1/(x^3+x^2+x+1)=1/(x^2(x+1)+(x+1))=1/((x+1)(x^2+1))=f(x)/(x+1)+g(x)/(x^2+1), where f and g are functions of x that allow us to split the expression into partial fractions. Let f(x)=ax+b and g(x)=cx+d, then (ax+b)(x^2+1)+(cx+d)(x+1)=1 and ax^3+ax+bx^2+b + cx^2+cx+dx+d=1. So a=0 ( no x^3 term), b+c=0 (no x^2 term), a+c+d=0 (no x term), b+d=1.
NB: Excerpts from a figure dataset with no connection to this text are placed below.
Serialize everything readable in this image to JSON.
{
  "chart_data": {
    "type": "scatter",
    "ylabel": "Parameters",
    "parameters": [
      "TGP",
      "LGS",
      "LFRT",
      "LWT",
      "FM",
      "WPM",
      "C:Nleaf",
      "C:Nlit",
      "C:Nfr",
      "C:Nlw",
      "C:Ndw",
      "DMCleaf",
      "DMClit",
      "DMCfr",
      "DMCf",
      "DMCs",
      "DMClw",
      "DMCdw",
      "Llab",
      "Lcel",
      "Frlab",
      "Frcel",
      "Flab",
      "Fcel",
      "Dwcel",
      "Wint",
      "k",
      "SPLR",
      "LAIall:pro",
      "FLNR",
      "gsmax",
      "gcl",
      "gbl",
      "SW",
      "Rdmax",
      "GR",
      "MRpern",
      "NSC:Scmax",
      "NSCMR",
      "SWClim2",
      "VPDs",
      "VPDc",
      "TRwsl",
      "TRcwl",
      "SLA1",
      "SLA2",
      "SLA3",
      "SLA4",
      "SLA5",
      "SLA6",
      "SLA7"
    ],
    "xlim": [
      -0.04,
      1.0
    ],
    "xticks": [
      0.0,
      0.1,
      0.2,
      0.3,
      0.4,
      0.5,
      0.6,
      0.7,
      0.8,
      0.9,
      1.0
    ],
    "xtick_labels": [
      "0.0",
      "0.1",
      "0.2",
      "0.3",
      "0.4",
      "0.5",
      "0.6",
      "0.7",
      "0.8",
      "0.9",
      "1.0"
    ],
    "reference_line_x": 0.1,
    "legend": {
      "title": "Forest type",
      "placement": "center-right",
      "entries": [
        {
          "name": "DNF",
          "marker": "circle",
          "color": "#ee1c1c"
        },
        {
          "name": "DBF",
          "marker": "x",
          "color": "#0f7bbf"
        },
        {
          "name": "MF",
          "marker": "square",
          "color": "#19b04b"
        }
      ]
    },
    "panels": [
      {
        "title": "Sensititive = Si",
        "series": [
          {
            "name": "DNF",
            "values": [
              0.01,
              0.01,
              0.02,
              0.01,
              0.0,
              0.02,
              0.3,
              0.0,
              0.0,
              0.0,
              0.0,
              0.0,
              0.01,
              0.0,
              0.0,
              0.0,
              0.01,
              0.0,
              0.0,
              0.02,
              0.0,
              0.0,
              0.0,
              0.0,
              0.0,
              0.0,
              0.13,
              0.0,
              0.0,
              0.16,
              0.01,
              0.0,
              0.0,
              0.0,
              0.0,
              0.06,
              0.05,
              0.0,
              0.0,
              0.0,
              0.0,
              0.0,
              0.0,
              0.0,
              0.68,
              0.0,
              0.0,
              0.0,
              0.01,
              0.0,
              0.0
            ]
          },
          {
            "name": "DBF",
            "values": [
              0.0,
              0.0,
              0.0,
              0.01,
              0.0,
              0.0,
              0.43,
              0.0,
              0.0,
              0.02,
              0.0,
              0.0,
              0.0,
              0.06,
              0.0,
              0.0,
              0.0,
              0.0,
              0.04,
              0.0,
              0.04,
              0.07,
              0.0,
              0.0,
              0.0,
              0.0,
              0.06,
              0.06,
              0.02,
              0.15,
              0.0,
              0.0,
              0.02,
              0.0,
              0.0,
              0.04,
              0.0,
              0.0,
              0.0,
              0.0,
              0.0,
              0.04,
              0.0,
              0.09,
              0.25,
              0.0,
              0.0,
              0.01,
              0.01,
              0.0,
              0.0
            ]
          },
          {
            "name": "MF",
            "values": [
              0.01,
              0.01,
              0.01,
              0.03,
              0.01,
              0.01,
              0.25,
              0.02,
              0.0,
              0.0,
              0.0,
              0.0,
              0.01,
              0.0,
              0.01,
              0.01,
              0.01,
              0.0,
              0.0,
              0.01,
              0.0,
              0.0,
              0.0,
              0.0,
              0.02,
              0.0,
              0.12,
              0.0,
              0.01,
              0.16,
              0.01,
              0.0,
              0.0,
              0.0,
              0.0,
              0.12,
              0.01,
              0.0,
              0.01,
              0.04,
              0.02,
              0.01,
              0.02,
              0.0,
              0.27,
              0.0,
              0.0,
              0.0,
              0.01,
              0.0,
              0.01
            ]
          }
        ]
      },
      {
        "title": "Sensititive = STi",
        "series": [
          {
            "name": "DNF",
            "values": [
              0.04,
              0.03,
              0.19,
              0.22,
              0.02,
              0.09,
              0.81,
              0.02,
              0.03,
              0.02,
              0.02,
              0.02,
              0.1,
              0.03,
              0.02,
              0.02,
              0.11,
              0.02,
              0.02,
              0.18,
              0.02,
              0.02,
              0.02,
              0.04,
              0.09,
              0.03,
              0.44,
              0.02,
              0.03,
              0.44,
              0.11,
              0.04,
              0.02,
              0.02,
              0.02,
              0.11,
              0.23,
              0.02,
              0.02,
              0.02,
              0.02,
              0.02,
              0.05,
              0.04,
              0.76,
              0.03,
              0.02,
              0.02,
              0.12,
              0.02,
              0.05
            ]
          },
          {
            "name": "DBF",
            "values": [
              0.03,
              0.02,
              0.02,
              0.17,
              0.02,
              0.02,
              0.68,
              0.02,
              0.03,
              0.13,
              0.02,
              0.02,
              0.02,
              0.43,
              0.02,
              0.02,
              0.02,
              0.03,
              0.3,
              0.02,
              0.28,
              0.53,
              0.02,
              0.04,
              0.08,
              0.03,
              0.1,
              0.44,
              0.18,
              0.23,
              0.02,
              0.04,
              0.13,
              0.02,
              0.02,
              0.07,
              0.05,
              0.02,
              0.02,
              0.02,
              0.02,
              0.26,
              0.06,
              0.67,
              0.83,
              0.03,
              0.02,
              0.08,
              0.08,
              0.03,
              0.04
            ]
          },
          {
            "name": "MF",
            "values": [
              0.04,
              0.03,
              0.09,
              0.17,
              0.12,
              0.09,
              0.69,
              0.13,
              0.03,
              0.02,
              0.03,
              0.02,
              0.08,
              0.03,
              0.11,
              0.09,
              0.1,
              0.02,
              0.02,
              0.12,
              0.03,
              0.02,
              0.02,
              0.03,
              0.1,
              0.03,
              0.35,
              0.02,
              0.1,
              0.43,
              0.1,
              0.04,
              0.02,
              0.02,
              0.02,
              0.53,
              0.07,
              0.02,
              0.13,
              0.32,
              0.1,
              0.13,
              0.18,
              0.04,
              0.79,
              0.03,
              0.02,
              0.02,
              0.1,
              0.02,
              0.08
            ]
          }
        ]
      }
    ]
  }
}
From these c=-b, so 0-b+d=0 and b=d, but b+d=1 so b=d=1/2 and c=-1/2. f(x)=1/2 and g(x)=-x/2+1/2. Thus:
1/((x+1)(x^2+1))=1/(2(x+1))+(1-x)/(2(x^2+1))=1/(2(x+1))+1/(2(x^2+1))-x/(2(x^2+1)). Each term is integrable:
(1/2)int(1/(x+1))+(1/2)int(1/(x^2+1))-(1/4)int(2x/(x^2+1))=
(1/2)ln(x+1)+(1/2)tan^-1(x)-(1/4)ln(x^2+1)+k, where k is the integration constant.
The log terms can be combined: (1/4)ln((x+1)^2/(x^2+1))+(1/2)tan^-1(x)+k.